Kolaborasi Huayou Cobalt-UN Global Compact Hadirkan Jaringan Aksi Komunitas Korporat China-Indonesia untuk Pembangunan Berkelanjutan

Program percontohan dari inisiatif ini akan dimulai di sekitar Kawasan Industri Huayou Cobalt Indonesia untuk mengembangkan solusi mata pencaharian berkelanjutan bagi masyarakat sekitar.

Diperbarui 30 Mei 2025, 16:19 WIB
Share
Copy Link
Batalkan

Liputan6.com, Jakarta - Huayou Cobalt bersama UN Global Compact dan 19 organisasi mitra meluncurkan "Jaringan Aksi Komunitas Korporat China-Indonesia untuk Pembangunan Berkelanjutan" di Jakarta, pada 25 Mei 2025. Peluncuran ini berlangsung dalam "KTT Bisnis Global Perdana mengenai Investasi Infrastruktur Sabuk dan Jalan untuk Bisnis, Dunia, dan Tujuan Pembangunan Berkelanjutan yang Lebih Baik" yang diselenggarakan pemerintah Indonesia dan UN Global Compact.

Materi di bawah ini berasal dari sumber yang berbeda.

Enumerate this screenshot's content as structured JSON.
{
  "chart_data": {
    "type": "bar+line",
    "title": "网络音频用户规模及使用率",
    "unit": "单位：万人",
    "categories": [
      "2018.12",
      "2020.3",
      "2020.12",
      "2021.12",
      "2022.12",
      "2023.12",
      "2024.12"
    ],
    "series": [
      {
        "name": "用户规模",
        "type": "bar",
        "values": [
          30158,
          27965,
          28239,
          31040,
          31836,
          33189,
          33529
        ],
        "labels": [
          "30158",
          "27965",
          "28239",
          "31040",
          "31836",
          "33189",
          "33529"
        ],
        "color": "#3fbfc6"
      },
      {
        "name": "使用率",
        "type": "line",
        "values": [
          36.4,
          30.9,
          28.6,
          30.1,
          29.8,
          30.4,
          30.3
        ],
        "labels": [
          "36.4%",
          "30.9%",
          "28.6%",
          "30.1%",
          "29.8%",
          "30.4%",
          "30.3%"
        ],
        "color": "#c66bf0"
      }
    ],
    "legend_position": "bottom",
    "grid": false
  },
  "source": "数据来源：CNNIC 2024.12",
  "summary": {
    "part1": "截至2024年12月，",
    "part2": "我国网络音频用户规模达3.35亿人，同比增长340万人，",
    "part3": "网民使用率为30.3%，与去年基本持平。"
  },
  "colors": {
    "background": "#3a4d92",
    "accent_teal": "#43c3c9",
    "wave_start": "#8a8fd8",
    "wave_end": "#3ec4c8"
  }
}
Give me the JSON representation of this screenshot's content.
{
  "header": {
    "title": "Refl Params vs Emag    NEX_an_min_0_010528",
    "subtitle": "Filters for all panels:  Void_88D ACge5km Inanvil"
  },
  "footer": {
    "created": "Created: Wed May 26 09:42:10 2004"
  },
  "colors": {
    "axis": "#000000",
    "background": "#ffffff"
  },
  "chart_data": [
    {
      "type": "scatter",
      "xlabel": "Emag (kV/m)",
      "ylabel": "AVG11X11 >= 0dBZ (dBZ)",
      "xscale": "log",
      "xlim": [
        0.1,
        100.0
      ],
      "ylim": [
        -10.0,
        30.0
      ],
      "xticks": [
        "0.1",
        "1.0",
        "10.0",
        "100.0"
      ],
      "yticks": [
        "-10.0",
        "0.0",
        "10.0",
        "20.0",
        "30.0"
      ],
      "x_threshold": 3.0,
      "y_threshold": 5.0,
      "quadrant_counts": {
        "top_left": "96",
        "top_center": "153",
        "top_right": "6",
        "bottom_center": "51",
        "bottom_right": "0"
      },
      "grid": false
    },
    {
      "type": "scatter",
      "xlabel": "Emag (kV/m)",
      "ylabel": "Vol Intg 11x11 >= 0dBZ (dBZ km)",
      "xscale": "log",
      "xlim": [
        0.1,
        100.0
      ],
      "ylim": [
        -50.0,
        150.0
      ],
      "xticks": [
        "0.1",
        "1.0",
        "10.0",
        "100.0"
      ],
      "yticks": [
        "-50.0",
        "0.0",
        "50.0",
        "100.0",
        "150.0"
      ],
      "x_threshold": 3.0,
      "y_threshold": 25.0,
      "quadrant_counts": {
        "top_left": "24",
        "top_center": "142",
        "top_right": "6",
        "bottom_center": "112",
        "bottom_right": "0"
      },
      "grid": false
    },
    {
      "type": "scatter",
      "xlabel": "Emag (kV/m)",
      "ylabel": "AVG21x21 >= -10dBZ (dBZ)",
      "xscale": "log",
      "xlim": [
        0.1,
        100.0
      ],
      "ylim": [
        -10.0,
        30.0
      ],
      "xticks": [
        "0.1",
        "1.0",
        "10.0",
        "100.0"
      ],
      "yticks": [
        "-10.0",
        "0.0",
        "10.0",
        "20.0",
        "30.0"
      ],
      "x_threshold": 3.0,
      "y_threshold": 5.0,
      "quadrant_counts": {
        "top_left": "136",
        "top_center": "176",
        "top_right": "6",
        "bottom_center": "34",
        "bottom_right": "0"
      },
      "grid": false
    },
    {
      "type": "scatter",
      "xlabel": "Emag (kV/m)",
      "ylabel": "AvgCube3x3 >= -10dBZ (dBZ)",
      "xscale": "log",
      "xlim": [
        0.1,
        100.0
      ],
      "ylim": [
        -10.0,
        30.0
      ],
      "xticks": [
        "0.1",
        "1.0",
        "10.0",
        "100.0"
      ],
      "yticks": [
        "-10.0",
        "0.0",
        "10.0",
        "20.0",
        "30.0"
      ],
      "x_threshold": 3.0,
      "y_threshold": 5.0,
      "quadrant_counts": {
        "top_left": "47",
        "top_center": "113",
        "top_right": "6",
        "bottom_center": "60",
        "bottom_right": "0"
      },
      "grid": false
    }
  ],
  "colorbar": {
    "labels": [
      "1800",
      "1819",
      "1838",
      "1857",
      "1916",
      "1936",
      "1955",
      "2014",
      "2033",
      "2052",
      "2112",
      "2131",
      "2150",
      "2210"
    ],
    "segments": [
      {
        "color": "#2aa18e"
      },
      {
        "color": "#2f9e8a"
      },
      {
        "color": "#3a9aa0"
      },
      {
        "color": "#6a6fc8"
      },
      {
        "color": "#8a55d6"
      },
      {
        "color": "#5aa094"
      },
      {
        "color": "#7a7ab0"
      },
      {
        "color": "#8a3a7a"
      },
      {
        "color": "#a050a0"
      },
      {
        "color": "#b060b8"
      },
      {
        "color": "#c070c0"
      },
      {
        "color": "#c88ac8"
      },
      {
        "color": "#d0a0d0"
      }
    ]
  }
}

Prakarsa Sabuk dan Jalan atau Belt and Road Initiative merupakan inisiatif pembangunan infrastruktur global yang diluncurkan China pada 2013 untuk meningkatkan konektivitas dan kerja sama ekonomi antarnegara.

"Sejalan dengan semangat 'Prakarsa Sabuk dan Jalan', Huayou berprinsip bahwa di manapun kami berinvestasi, kami harus berkontribusi pada ekonomi dan masyarakat lokal," ujar Senior Vice President Huayou Cobalt sekaligus Presiden Huayou Indonesia Nickel Industry Group Gao Baojun dalam pernyataan tertulisnya.

"Lewat kerja sama strategis dengan pemangku kepentingan, kolaborasi, serta harmonisasi kebutuhan masyarakat dengan desain proyek bisnis, kami akan mengembangkan program pemberdayaan yang inklusif dan berkelanjutan."

Upacara penyalaan lampu secara simbolik menandai komitmen jaringan aksi ini terhadap pembangunan berkelanjutan.

"Mari kita bersama-sama jadikan peluncuran jaringan aksi ini sebagai momen untuk mendorong model pemberdayaan masyarakat yang partisipatif melalui kolaborasi antarmitra, keterlibatan aktif komunitas, dan dukungan pemerintah," tambah Gao Baojun. "Mari bekerja sama membangun masa depan yang lebih baik, sekaligus mendukung implementasi Prakarsa Sabuk dan Jalan yang berkualitas demi mencapai Tujuan Pembangunan Berkelanjutan."

Selain Gao Baojun, KTT dan peluncuran "Jaringan Aksi Komunitas Korporat China-Indonesia untuk Pembangunan Berkelanjutan" turut dihadiri Koordinator Residen PBB di China Siddharth Chatterjee, Koordinator Residen PBB di Indonesia Gita Sabharwal, Presiden UN Global Compact Network Indonesia Y.W. Junardy, Perwakilan UN Global Compact di China Liu Meng, dan perwakilan dari berbagai organisasi inisiator jaringan aksi ini.

"Jaringan Aksi Komunitas Korporat China-Indonesia untuk Pembangunan Berkelanjutan" mengintegrasikan sumber daya pemerintah, perusahaan, organisasi internasional, dan organisasi non-pemerintah dari China dan Indonesia. Dalam implementasinya, inisiatif ini memiliki fokus kerja di bidang pendidikan, kesehatan, sanitasi, ketenagakerjaan, pengembangan usaha kecil dan menengah (UKM), sosial budaya, lingkungan, dan infrastruktur lokal.